Brian - Rental Mindset says
Yes! The numbers are way easier to understand than a corporate balance sheet – it even makes the math fun, figuring out how much money you can make.
I’m excited to follow you site!
JayDC says
Hi brian! I am so emotional right now! I dont know why! I am 18 yrs old turning 19 this february, and I’m planning to take up mechanical engineering next fall semester! I’m really ambitious about being a successful real estate investor one day, and hopefully i can meet people who shares the same passion and interests as I do. As of now, Im reading books about cash flow, and things I need to know about real estate(and accounting terms like equity income statements etc) in order to propel me in the future!

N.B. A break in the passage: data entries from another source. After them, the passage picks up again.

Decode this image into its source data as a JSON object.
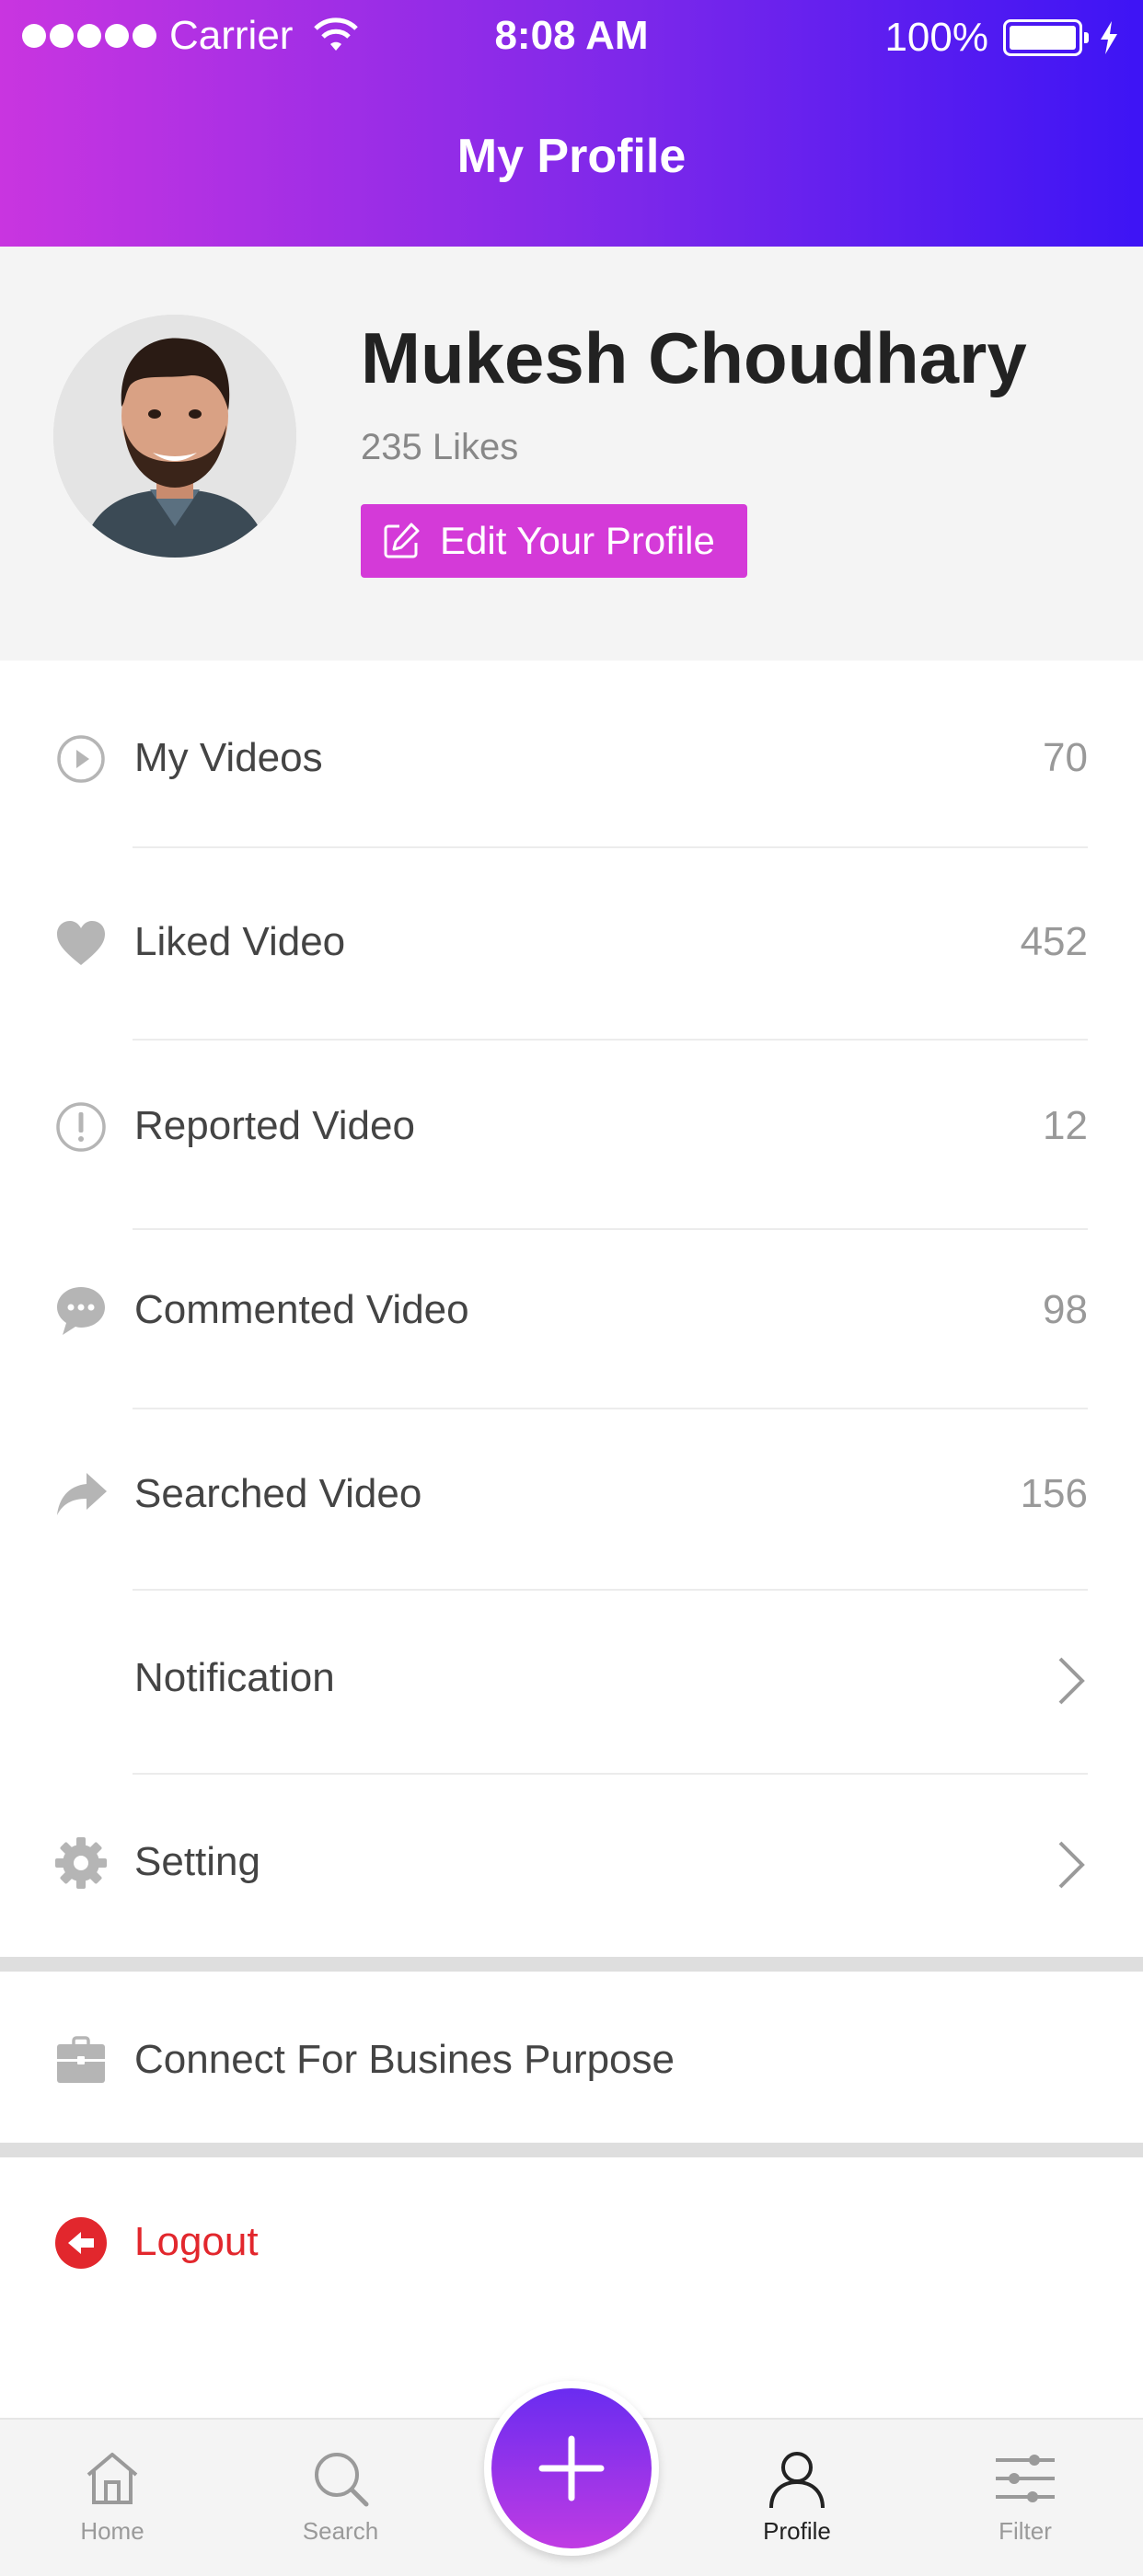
{
  "status_bar": {
    "carrier": "Carrier",
    "time": "8:08 AM",
    "battery": "100%"
  },
  "header": {
    "title": "My Profile"
  },
  "profile": {
    "name": "Mukesh Choudhary",
    "likes": "235 Likes",
    "edit_label": "Edit Your Profile"
  },
  "menu": {
    "my_videos": {
      "label": "My Videos",
      "count": "70"
    },
    "liked": {
      "label": "Liked Video",
      "count": "452"
    },
    "reported": {
      "label": "Reported Video",
      "count": "12"
    },
    "commented": {
      "label": "Commented Video",
      "count": "98"
    },
    "searched": {
      "label": "Searched Video",
      "count": "156"
    },
    "notification": {
      "label": "Notification"
    },
    "setting": {
      "label": "Setting"
    },
    "business": {
      "label": "Connect For Busines Purpose"
    },
    "logout": {
      "label": "Logout"
    }
  },
  "tabs": {
    "home": "Home",
    "search": "Search",
    "profile": "Profile",
    "filter": "Filter"
  },
  "colors": {
    "accent": "#d43ad8",
    "gradient_start": "#c935e0",
    "gradient_end": "#3d14f5",
    "logout": "#e2272d",
    "icon_gray": "#b5b5b5"
  },
  "icons": [
    "wifi-icon",
    "battery-icon",
    "edit-icon",
    "play-circle-icon",
    "heart-icon",
    "alert-circle-icon",
    "chat-bubble-icon",
    "share-arrow-icon",
    "gear-icon",
    "briefcase-icon",
    "logout-icon",
    "chevron-right-icon",
    "home-icon",
    "search-icon",
    "plus-icon",
    "user-icon",
    "sliders-icon"
  ]
}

I wanted to seek help from my family in terms of financial needs cause I really want to try if i can invest with little money, cause what i want right now is to experience it. However, they just dont have the same mindset as I do, even my sister. So I’m trying to fortify my knowledge about terms and strategies in real estate, and hopefully share it with a mentor or with someone and we would work together as a team (an important business principle) and be successful together!
I’m glad that i get to see full time engineers commenting on your page, I feel inspired and pumped! If any engineer/ investor see this, hopefully I get to be like you guys one day!
Brian - Rental Mindset says
That’s great to hear – both a future engineer and real estate investor!
Janrel Suelo Dela Cruz says
I’m really glad for bumping in your website. I would love to hear an advice from you on whats the best approach of putting myself “out there” as a young individual. I can read many financial books regarding about real estate, but I know having an outside experience of what is it all about is the most significant factor in being a successful real estate investor.
Brian - Rental Mindset says
That’s a good question! I would say look for some in person meet ups to surround yourself with others who have more experience. And don’t be afraid to pick up the phone. You can learn a ton by calling realtors, property managers, flippers – often you’ll find they are willing to answer a couple quick questions. And there are so many of them, if one won’t try another!
Adam Zach says
great article and comments. Engineer here with 17 properties. wife is engineer but does not like rental properties haha. Just a risk tolerance thing. Biggest piece is for me was that I understood the value of self-discipline and delayed gratification. If you go through engineering school you definitely understand delayed gratification, sacrifice now for better future. The problem is when you say sacrifice now for sucesss with you are 59 1/2. that is where most look for faster, now immediately but better 10 year plans. People usually choose gambling, stocks, real estate, or start their own company. i think real estate is king.
Brian - Rental Mindset says
I agree – the message of waiting for retirement doesn’t work that well. Set a 10 year goal, delayed gratification. Real estate is perfect for that and achievable by almost everyone. I love starting companies too, but it is way harder. My thought is that owning rental properties can actually show you more small business opportunities. You’ll work with many – property managers, leasing agents, appraisers, handymen, etc – and potentially realize it isn’t that hard to offer a service.